A prisão de uma mulher de 55 anos, avó de três meninas, e de um piloto da Latam, nesta segunda-feira (9), expôs uma das faces mais perversas da criminalidade: a exploração sexual de crianças dentro do próprio núcleo familiar. O caso, investigado pela Polícia Civil, aponta para a existência de uma rede criminosa estruturada, com indícios de atuação contínua ao longo de vários anos.
Segundo as autoridades, a mulher, identificada como Denise Moreno, é suspeita de intermediar o abuso sexual das próprias netas, todas menores de idade, em favor de adultos integrantes do esquema. Entre eles estaria o piloto Sérgio Antônio Lopes, de 60 anos, preso dentro de uma aeronave no Aeroporto de Congonhas, em São Paulo, durante os procedimentos de embarque.
De acordo com a investigação, a avó exercia o papel de facilitadora e aliciadora, permitindo o acesso às crianças e mantendo contato direto com integrantes da rede. A Polícia Civil aponta habitualidade, divisão de funções e coordenação entre os envolvidos, características típicas de organização criminosa.
As vítimas, todas adolescentes, teriam sido submetidas a situações recorrentes de abuso ao longo do tempo. A polícia trabalha com a hipótese de que o esquema operava de forma silenciosa, explorando a vulnerabilidade familiar das crianças.
Até o momento, os valores eventualmente recebidos pela avó não foram oficialmente divulgados pelas autoridades. A Polícia Civil trata o ponto como sensível e segue apurando transações financeiras, movimentações bancárias e eventuais transferências que possam caracterizar vantagem econômica obtida com a exploração sexual.
Tanto a mulher quanto o piloto são investigados por uma série de crimes graves, entre eles:
Estupro de vulnerável
Exploração sexual de criança e adolescente
Favorecimento da prostituição
Produção, armazenamento e compartilhamento de pornografia infantojuvenil
Aliciamento de menores
Organização criminosa
Coação no curso do processo (em apuração)
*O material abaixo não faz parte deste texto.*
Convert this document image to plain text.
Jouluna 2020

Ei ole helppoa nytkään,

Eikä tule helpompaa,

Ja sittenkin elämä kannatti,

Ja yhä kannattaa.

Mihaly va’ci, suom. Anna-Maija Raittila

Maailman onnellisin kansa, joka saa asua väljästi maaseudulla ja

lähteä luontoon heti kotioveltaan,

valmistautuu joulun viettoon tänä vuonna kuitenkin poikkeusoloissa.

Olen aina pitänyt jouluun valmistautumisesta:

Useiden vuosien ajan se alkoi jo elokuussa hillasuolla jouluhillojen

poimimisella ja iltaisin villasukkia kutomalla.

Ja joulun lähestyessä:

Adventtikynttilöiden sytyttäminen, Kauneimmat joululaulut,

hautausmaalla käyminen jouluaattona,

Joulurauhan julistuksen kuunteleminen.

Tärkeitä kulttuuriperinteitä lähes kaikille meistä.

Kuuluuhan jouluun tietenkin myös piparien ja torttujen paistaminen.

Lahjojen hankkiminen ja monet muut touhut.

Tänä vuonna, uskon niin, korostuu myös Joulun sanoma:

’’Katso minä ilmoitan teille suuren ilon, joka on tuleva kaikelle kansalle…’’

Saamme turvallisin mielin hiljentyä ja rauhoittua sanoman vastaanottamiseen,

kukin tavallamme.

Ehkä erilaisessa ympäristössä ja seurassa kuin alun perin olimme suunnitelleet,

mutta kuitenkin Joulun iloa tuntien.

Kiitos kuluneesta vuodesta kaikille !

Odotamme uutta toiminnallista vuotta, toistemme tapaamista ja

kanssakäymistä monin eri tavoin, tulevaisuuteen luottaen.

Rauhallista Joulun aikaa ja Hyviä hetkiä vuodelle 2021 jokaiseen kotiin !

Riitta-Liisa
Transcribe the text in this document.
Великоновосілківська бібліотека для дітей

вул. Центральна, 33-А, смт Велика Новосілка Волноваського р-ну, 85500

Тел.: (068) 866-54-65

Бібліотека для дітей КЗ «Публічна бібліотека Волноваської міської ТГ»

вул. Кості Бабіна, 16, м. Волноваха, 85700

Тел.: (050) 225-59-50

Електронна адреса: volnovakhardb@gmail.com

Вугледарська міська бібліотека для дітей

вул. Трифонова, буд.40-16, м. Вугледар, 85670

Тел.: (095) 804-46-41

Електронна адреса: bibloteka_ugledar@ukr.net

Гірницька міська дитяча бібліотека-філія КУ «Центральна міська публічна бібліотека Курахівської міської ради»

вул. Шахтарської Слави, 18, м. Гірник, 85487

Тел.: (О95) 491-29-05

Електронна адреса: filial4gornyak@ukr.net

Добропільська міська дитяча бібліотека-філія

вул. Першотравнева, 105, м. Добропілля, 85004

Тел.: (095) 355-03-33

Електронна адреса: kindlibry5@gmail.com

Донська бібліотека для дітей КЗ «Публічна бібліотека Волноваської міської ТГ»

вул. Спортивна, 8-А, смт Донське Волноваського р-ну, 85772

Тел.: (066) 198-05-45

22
As prisões ocorreram no âmbito da Operação Apertem os Cintos, conduzida pela Delegacia de Repressão à Pedofilia.
O inquérito teve início em outubro de 2025, a partir de informações e indícios coletados em investigações anteriores, cruzamento de dados digitais e material apreendido. A apuração avançou com análise de dispositivos eletrônicos, monitoramento e diligências que levaram à identificação das vítimas e dos supostos autores.
Até a última atualização do caso, não há informação oficial sobre confissão por parte dos presos. Ambos permanecem à disposição da Justiça, e as defesas ainda não apresentaram posicionamento público detalhado sobre o mérito das acusações.
A Latam informou, em nota, que abriu apuração interna, afastou o profissional de suas funções e declarou estar colaborando integralmente com as autoridades.
Mais do que um caso policial, o episódio escancara uma falha estrutural: quando o agressor está dentro da família, o silêncio, o medo e a dependência se tornam aliados do crime. A investigação segue em sigilo para proteger as vítimas e aprofundar a responsabilização de todos os envolvidos.
O que se sabe, até agora, é suficiente para afirmar: não se trata de um episódio isolado, mas de um esquema que, se confirmado nos termos da investigação, representa uma das mais graves violações possíveis, a destruição da infância pelas mãos de quem deveria protegê-la.